Dr. Vera Paulson was just 13 years old when she diagnosed her mother with cancer and insisted she see a doctor about a nagging cough.

Dr. Vera Paulson
Dr. Vera Paulson

The diagnosis was correct. The breast cancer her mother had been treated for three years earlier had metastasized.

“I made a promise then, that if mom would live long enough, I was going to cure her,” Dr. Paulson said. With her heart set on a career in research, she went a short distance down the road from her hometown of Navasota and majored in genetics at Texas A&M University. A professor there convinced her to pursue the M.D./Ph.D. Medical Scientist Training Program at UT Southwestern Medical Center. At his urging, she expanded her goals beyond research.

“My initial thought had been to find a new cancer therapy, or barring that, to treat patients,” she said. “Teaching in college had been a hobby, but after one summer at the Office of Medical Education, I knew it had to be a part of my career. That was when I realized I could go for the triple threat: research, patient care, and teaching.”

The 2012 recipient of the Vanatta, Hesser, Schmalstieg Excellence in Tutoring Award, Dr. Paulson found in teaching a way to make a difference.

That difference is one of the reasons Dr. Paulson is the perfect choice for this year’s award, said Carol Wortham, manager of the student assistance program in the Office of Medical Education. The award honors the graduating senior who made the most significant contribution in the service of fellow students in need of academic assistance. It includes a certificate and $500.

Dr. Paulson is one of just two winners in the last six years who taught in every program offered by the Office of Medical Education, Ms. Wortham said.

“Vera has been known to show up to her tutoring sessions with a high fever, or straight off a red-eye flight, to make sure ‘her students’ got the help they needed,” Ms. Wortham said. “When she made a commitment to teach, nothing would stop her from being there and being 100 percent prepared.”

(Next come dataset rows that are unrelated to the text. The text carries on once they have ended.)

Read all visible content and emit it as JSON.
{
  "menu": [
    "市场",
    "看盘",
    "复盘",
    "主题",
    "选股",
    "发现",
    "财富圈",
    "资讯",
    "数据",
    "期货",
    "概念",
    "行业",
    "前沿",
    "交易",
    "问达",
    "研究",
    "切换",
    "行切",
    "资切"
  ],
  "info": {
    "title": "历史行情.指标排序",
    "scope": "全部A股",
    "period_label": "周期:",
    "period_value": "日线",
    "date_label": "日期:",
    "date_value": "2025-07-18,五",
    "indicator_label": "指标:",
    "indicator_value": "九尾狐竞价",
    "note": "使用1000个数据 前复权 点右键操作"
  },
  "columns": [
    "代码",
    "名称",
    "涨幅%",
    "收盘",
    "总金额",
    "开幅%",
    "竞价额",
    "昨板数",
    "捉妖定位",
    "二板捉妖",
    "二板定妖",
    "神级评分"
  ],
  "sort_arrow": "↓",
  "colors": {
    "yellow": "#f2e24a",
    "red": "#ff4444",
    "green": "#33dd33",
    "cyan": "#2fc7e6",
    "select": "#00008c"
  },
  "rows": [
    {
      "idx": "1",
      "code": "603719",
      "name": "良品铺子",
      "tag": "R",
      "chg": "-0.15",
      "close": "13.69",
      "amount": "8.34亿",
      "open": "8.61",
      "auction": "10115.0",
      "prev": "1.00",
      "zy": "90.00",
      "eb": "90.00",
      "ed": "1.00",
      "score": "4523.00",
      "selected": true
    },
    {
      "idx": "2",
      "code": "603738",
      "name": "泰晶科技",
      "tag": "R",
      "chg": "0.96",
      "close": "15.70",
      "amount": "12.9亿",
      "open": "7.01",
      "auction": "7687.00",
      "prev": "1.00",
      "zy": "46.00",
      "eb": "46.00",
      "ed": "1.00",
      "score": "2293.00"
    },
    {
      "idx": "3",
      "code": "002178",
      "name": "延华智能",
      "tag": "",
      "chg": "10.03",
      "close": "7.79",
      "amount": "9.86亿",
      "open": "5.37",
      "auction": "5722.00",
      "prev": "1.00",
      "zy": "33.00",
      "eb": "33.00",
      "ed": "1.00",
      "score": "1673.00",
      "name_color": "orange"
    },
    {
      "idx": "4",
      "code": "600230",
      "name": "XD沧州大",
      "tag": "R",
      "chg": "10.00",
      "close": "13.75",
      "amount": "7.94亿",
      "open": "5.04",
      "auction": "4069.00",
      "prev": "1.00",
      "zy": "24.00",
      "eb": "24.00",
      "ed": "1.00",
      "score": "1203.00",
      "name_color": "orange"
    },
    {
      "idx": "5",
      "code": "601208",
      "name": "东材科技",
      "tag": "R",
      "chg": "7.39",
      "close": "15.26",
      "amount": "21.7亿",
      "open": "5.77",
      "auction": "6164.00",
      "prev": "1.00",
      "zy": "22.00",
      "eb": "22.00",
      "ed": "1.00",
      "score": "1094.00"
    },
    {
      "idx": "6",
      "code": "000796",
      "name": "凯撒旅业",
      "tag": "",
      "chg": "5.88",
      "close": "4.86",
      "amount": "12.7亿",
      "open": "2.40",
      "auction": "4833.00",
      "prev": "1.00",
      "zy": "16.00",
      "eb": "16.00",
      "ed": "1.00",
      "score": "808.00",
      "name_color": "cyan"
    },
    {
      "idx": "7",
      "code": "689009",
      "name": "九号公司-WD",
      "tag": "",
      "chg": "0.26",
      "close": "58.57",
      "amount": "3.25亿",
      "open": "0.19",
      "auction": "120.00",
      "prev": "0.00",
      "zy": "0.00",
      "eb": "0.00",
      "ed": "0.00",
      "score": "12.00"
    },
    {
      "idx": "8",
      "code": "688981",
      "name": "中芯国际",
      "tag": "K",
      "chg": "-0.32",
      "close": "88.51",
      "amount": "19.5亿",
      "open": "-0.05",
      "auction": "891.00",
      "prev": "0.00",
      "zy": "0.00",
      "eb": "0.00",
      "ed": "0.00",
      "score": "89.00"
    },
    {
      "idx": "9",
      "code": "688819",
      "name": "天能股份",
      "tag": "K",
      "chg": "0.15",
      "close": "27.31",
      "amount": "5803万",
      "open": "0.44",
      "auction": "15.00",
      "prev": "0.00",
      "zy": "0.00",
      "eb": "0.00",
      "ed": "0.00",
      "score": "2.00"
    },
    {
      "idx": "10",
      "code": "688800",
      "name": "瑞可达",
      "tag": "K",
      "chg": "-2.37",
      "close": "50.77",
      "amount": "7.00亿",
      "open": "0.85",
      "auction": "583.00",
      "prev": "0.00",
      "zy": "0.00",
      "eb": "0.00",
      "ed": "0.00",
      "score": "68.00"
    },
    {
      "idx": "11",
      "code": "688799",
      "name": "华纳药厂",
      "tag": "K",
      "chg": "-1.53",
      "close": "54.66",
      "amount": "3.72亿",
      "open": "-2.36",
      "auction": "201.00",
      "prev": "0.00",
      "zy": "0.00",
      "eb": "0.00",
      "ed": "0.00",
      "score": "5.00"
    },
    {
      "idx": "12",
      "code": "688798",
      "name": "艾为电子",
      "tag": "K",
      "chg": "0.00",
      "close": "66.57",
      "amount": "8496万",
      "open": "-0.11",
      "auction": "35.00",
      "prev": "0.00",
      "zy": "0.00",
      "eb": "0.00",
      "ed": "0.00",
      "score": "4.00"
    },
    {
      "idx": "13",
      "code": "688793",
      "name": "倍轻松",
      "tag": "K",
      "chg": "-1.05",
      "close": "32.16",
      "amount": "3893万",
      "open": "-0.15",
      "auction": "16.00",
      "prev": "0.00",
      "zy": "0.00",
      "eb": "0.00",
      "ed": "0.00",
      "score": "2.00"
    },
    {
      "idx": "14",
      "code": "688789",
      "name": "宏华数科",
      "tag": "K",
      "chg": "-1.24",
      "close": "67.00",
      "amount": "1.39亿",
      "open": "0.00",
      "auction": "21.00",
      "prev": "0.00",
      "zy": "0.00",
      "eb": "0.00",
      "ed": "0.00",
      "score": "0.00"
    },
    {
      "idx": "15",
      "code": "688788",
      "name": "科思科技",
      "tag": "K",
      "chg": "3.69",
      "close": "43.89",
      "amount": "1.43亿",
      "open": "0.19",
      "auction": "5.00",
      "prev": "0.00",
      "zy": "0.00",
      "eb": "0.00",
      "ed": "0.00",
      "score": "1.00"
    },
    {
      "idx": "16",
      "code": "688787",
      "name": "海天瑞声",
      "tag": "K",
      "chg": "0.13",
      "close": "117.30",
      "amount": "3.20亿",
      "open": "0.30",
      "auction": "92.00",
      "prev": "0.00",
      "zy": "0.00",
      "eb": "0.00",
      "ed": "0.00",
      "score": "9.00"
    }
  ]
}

Her students – fellow medical students all – most likely never fully understood the depth of her commitment to them. Even as her mother underwent chemotherapy, Dr. Paulson was teaching and juggling her own research. For a decade, she always kept her phone close by, should her mother need her.

“I was always wondering if this would be the call,” she said. On Aug. 10, 2006, the phone call came. She raced home, and two days later her mother died. Despite the devastating loss, Dr. Paulson refused to let it derail her goals.

This summer she will begin her residency in pathology at Brigham and Women’s Hospital in Boston. Regardless of whether she achieves her childhood goal of finding a cure for cancer, Dr. Paulson said she’ll never stop trying. Her mother would have wanted it that way.

“I would prefer a cure, but short of that, I realize now that any amount of time you can give a patient is worth it,” Dr. Paulson said. “We’re talking about giving a family time to be together and say goodbye.”